Aujourd'hui, il fait un temps étrange, mais assez agréable. L'air est rempli de brouillard; pas le moindre vent, tout est blanc, le ciel et la terre; la neige fond à petit bruit. On entend partout le chuchotement de gouttelettes d'eau qui tombent; il fait très doux. Nous allons, mes deux chasseurs et moi, faire une excursion à quelques verstes d'ici; nous espérons tuer pas mal de lièvres.
J'ai commencé, selon votre désir, un petit traité sur le Jeu du paysan, qui remplira au moins quatre pages, et que je vous enverrai mardi prochain; je ne croyais pas que cela pût devenir aussi long... Mon chasseur vient d'entrer en me disant: «Ah, monsieur, il faut partir; la terre prend un bain tiède après la métielle d'hier.» J'ai fait atteler deux traîneaux, nous allons inaugurer le traînage.

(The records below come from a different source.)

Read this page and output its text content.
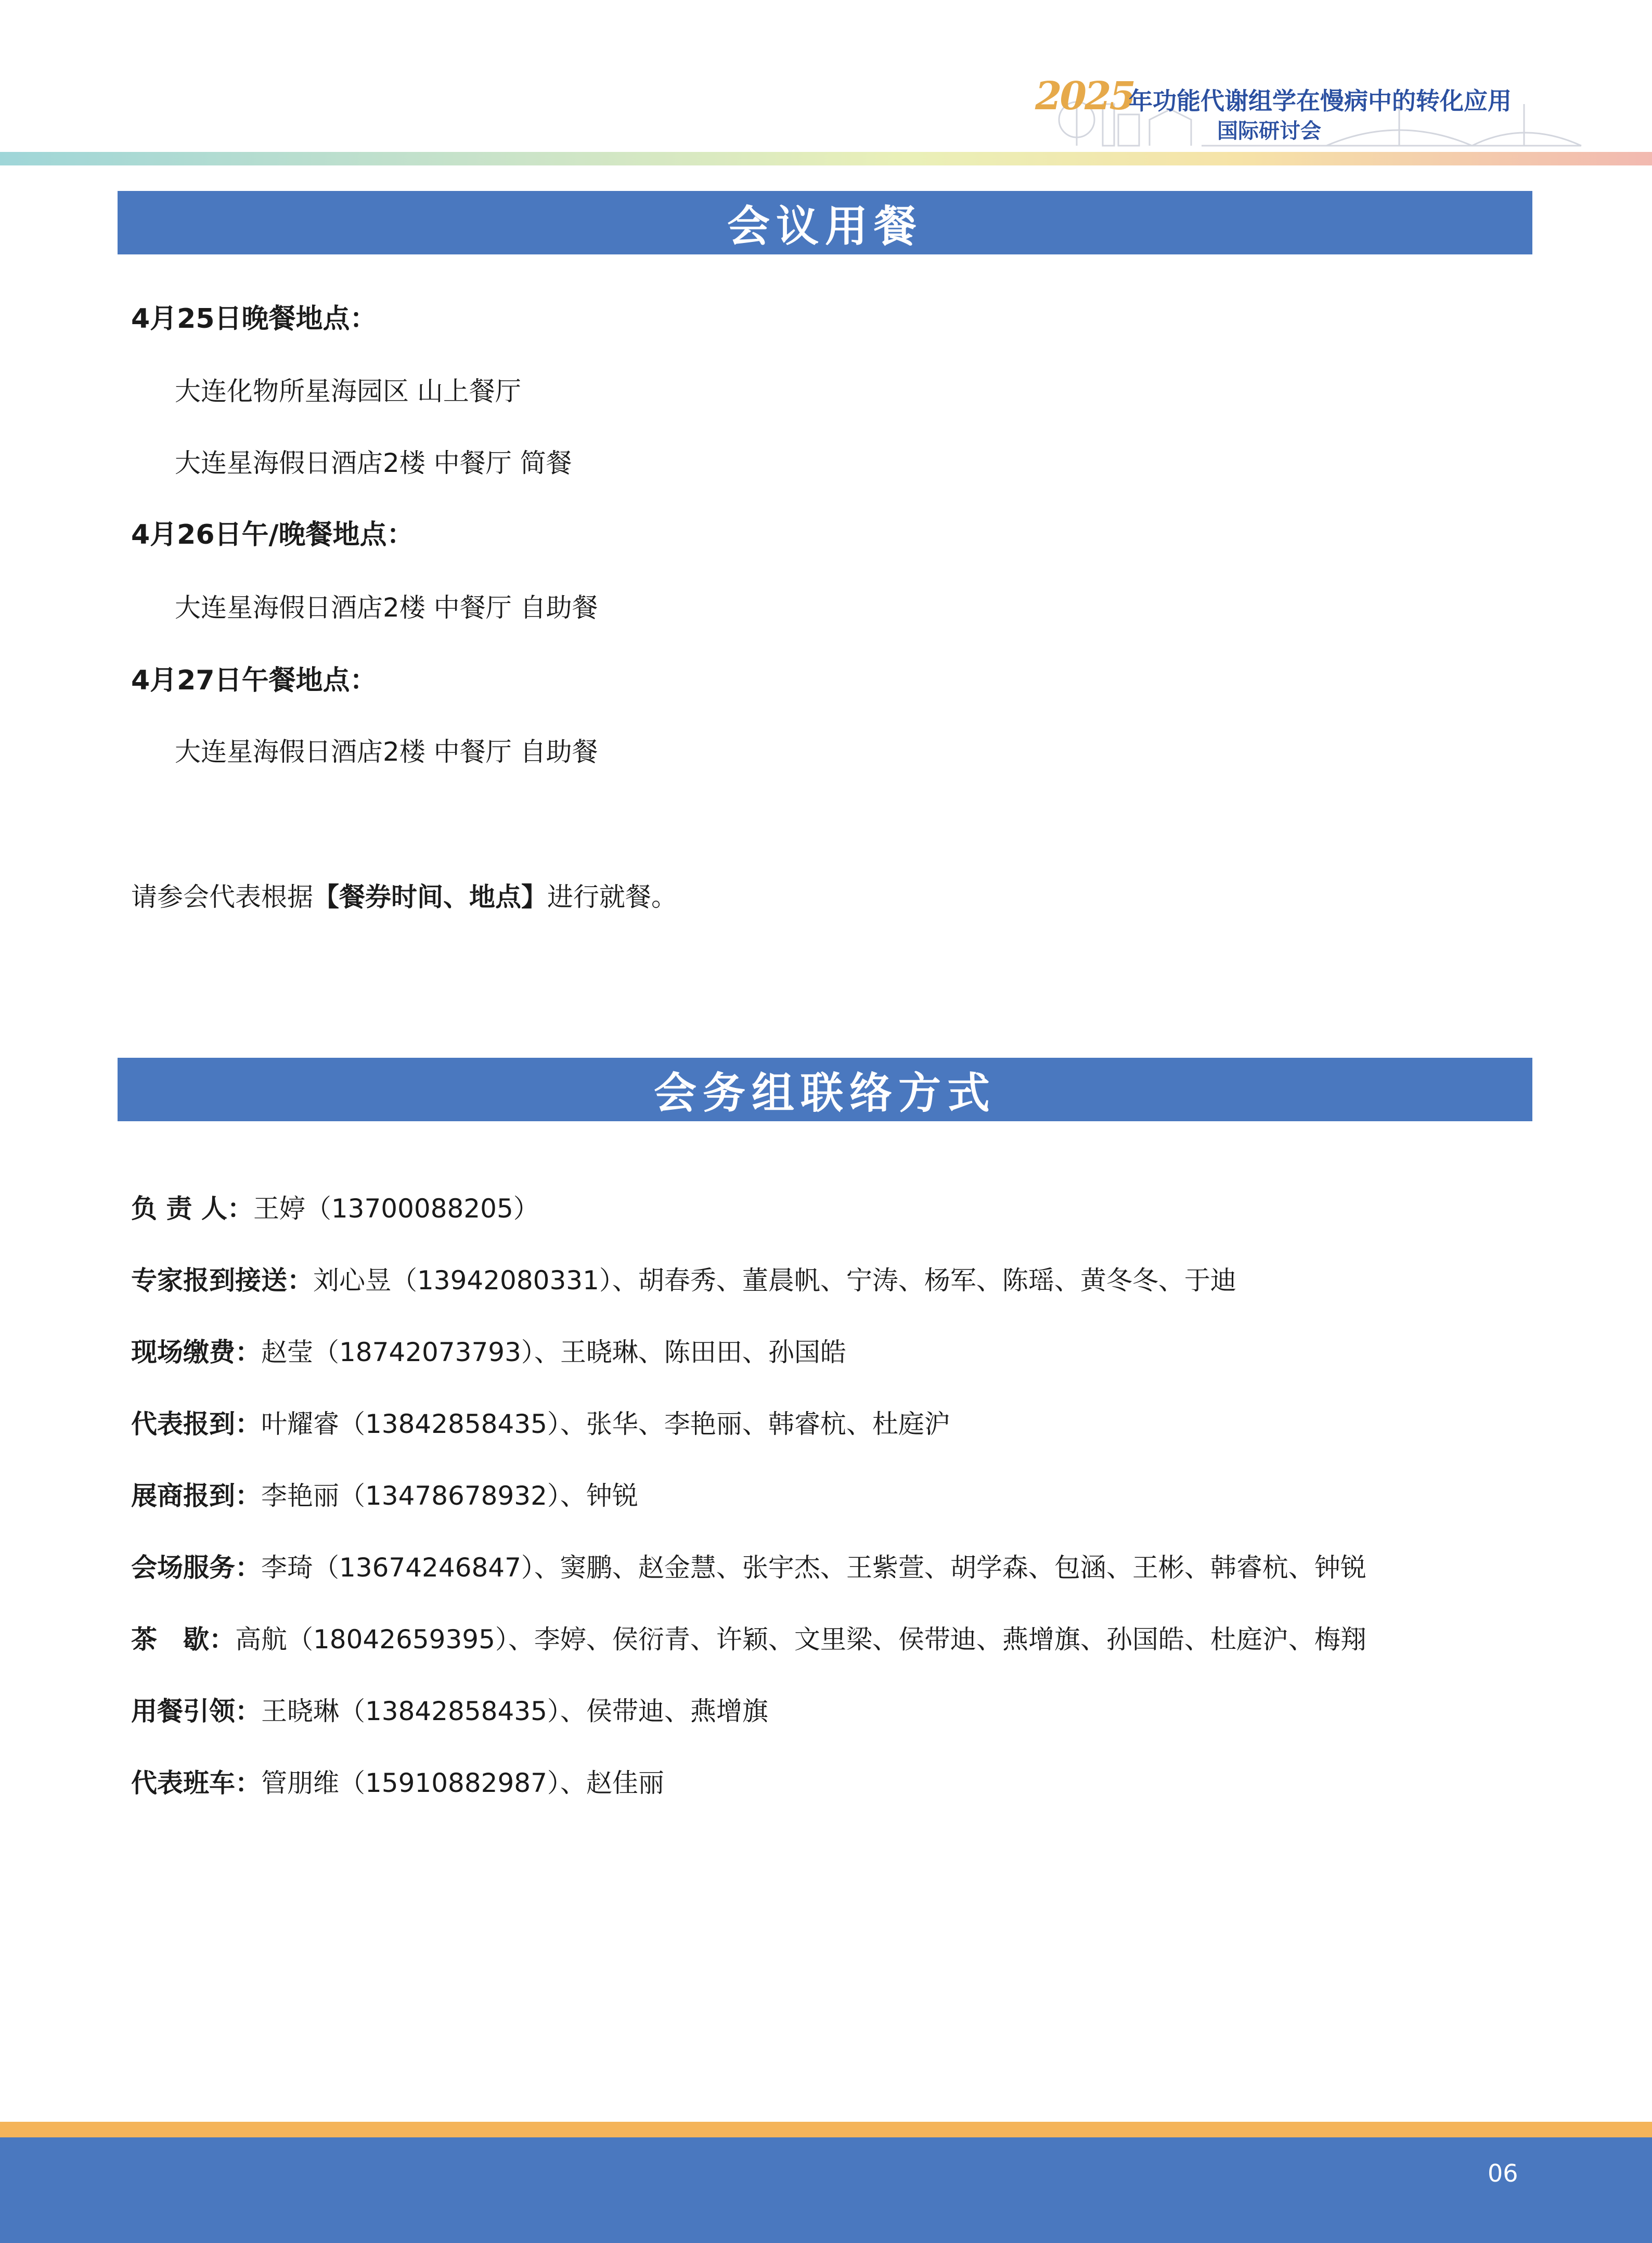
2025
年功能代谢组学在慢病中的转化应用
国际研讨会
会议用餐
4月25日晚餐地点：
大连化物所星海园区 山上餐厅
大连星海假日酒店2楼 中餐厅 简餐
4月26日午/晚餐地点：
大连星海假日酒店2楼 中餐厅 自助餐
4月27日午餐地点：
大连星海假日酒店2楼 中餐厅 自助餐
请参会代表根据【餐券时间、地点】进行就餐。
会务组联络方式
负 责 人：王婷（13700088205）
专家报到接送：刘心昱（13942080331）、胡春秀、董晨帆、宁涛、杨军、陈瑶、黄冬冬、于迪
现场缴费：赵莹（18742073793）、王晓琳、陈田田、孙国皓
代表报到：叶耀睿（13842858435）、张华、李艳丽、韩睿杭、杜庭沪
展商报到：李艳丽（13478678932）、钟锐
会场服务：李琦（13674246847）、窦鹏、赵金慧、张宇杰、王紫萱、胡学森、包涵、王彬、韩睿杭、钟锐
茶　歇：高航（18042659395）、李婷、侯衍青、许颖、文里梁、侯带迪、燕增旗、孙国皓、杜庭沪、梅翔
用餐引领：王晓琳（13842858435）、侯带迪、燕增旗
代表班车：管朋维（15910882987）、赵佳丽
06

Dites à Viardot que j'ai lu sa lettre avec grand plaisir. Le petit conte de la fin est plaisamment imaginé; mais ces sortes de choses sont comme tous les tours de force des pianistes, toute la difficulté (et tout le mérite) gît dans l'exécution. Mais, un jour ou l'autre, nous verrons.
Adieu, chère amie, à bientôt. Mille amitiés à tout le monde.
Votre
IV. TOURGUENEFF.
XXXII
Spasskoïé, 28 octobre 1852.
C'est aujourd'hui mon jour de naissance, chère madame Viardot, et c'est pour cela que je vous écris. J'ai trente-quatre ans. Je croyais n'en avoir que trente-trois, mais j'ai découvert l'un de ces jours un petit carnet de ma mère, où nos naissances (celle de mon frère et la mienne) ont été inscrites par elle, le jour même. J'y ai trouvé l'inscription suivante: «Aujourd'hui, 28 Octobre 1818, je suis accouchée d'un fils nommé Jean, à Orel, à midi.» J'ai donc trente-quatre ans bel et bien sonnés... Diable, diable, diable, c'est que je ne suis plus jeune, mais du tout, du tout... Enfin!